Last October’s banking rescue package, as we now know, “was only a sticking plaster remedy”, as Jeremy Warner put it in The Independent. So this week, as RBS (LON:RBS)announced it had lost up to £28bn last year, saw the launch of a second package to bolster the banks and stimulate lending. The government will guarantee asset-backed securities issued by banks in an attempt to re-open the wholesale funding market and will also insure risky debt. The banks will be liable for just the first 10% of losses. In return, they will pay a fee and commit to keep lending. The hope is that this will put a floor under the value of toxic assets on bank balance sheets, reducing uncertainty and encouraging further lending.
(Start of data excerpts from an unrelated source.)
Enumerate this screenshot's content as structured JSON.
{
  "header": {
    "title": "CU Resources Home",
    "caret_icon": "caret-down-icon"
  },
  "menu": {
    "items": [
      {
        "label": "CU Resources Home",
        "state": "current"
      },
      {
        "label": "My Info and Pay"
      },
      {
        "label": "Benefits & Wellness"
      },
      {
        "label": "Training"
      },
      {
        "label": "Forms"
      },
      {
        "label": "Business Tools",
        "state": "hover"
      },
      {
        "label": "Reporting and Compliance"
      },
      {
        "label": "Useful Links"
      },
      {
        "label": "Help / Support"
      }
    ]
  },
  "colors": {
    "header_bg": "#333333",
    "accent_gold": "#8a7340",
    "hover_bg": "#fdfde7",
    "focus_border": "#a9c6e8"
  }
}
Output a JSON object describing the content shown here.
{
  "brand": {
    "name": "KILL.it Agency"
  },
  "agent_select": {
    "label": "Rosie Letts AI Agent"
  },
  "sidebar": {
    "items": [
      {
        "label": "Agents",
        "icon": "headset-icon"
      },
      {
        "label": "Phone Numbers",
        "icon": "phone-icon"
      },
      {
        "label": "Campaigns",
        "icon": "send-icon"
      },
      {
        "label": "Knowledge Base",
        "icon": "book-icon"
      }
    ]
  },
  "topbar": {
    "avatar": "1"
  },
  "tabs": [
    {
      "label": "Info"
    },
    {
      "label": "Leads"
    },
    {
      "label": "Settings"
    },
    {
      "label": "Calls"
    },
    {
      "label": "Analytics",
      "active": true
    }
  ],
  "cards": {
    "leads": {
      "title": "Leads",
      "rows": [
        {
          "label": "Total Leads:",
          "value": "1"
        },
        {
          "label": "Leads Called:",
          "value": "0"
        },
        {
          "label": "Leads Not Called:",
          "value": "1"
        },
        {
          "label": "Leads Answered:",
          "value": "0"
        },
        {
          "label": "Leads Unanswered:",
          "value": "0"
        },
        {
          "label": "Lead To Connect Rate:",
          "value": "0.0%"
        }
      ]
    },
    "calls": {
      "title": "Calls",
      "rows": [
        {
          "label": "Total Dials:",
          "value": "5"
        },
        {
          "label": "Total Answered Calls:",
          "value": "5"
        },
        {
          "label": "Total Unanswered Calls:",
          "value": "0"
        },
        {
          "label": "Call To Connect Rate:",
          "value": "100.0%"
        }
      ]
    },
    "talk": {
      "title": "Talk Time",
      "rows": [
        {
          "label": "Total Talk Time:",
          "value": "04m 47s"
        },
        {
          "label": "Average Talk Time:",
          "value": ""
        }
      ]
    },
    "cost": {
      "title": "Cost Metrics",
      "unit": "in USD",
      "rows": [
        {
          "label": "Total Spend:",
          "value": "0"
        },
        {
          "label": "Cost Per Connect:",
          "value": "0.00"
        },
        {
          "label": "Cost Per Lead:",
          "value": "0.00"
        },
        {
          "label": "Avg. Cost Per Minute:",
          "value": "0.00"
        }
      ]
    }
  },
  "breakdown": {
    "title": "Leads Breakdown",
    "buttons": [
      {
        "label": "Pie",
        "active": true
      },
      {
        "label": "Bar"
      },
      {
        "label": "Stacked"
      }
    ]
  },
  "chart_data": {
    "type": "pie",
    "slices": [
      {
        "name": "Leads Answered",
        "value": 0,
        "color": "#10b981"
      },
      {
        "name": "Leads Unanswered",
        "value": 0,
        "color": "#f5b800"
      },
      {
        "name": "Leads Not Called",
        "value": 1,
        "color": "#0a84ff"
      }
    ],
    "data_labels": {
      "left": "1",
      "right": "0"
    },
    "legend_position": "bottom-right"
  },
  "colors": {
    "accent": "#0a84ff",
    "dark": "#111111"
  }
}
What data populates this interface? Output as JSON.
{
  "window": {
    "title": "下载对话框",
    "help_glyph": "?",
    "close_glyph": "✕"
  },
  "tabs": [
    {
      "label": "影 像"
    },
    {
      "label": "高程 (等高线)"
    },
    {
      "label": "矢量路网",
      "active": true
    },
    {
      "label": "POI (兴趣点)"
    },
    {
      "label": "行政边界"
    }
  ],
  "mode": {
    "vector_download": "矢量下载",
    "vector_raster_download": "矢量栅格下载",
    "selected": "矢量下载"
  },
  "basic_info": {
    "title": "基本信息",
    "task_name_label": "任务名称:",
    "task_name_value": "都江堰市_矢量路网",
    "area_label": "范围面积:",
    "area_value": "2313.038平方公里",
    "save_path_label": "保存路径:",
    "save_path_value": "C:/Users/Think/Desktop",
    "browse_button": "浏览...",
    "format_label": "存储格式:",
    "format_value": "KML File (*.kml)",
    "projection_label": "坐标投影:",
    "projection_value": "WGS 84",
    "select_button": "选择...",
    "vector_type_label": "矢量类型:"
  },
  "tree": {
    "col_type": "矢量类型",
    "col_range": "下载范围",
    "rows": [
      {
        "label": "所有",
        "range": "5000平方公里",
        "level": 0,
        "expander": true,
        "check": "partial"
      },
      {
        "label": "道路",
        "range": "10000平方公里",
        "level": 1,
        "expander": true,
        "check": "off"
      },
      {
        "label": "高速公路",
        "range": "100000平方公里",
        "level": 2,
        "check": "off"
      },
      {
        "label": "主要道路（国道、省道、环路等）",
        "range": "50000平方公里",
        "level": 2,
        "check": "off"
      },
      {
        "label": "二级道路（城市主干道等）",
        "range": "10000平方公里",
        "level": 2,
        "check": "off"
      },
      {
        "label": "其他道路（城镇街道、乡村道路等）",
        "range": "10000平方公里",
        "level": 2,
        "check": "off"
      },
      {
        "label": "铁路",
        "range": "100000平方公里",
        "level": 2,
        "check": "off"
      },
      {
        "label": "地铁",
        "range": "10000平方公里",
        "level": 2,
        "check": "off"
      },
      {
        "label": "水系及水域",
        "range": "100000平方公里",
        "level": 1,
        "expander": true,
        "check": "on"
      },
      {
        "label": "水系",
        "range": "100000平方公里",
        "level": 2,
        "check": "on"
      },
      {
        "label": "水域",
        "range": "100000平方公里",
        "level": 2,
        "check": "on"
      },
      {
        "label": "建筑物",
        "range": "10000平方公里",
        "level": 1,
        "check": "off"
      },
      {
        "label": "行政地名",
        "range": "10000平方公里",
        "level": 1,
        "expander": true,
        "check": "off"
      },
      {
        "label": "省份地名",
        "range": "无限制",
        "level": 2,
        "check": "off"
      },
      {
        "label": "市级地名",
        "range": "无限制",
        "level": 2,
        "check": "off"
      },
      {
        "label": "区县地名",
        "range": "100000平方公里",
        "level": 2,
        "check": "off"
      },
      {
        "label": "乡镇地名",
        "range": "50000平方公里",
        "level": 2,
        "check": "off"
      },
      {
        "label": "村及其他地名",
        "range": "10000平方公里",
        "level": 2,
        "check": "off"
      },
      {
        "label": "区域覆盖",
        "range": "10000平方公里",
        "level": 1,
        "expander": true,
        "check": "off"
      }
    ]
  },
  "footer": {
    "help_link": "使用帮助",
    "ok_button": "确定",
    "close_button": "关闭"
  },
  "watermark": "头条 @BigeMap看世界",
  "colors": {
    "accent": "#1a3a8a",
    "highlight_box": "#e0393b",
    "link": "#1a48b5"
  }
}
Will the bank rescue work?
A key problem is that we don’t know how much the banks will pay for this protection, or how many billions the state will insure. This uncertainty, along with fears of further losses and nationalisation, sent bank shares into freefall this week. Meanwhile, boosting lending significantly is a tall order, given that foreign lenders are also retrenching. Along with non-bank firms they accounted for 50% of the corporate lending market over the past decade, said the Wall Street Journal. And it’s hard to see how this addresses “the heart of the problem”: banks just don’t want to lend now that the economy is “freefalling into recession”, said Capital Economics.
This week we also learnt that unemployment is rising at the fastest pace since 1991 and is poised to exceed two million. Ernst & Young’s Item Club is now pencilling in a fall in GDP of 2.7% this year and warning of the biggest peacetime contraction since 1931. Inflation has tumbled to just 3.1% (from 4.1% last month) and weakening demand is putting strong downward pressure on prices: core inflation fell from 2.1% to 1.1% in December. Deflation could soon become a hot topic here too.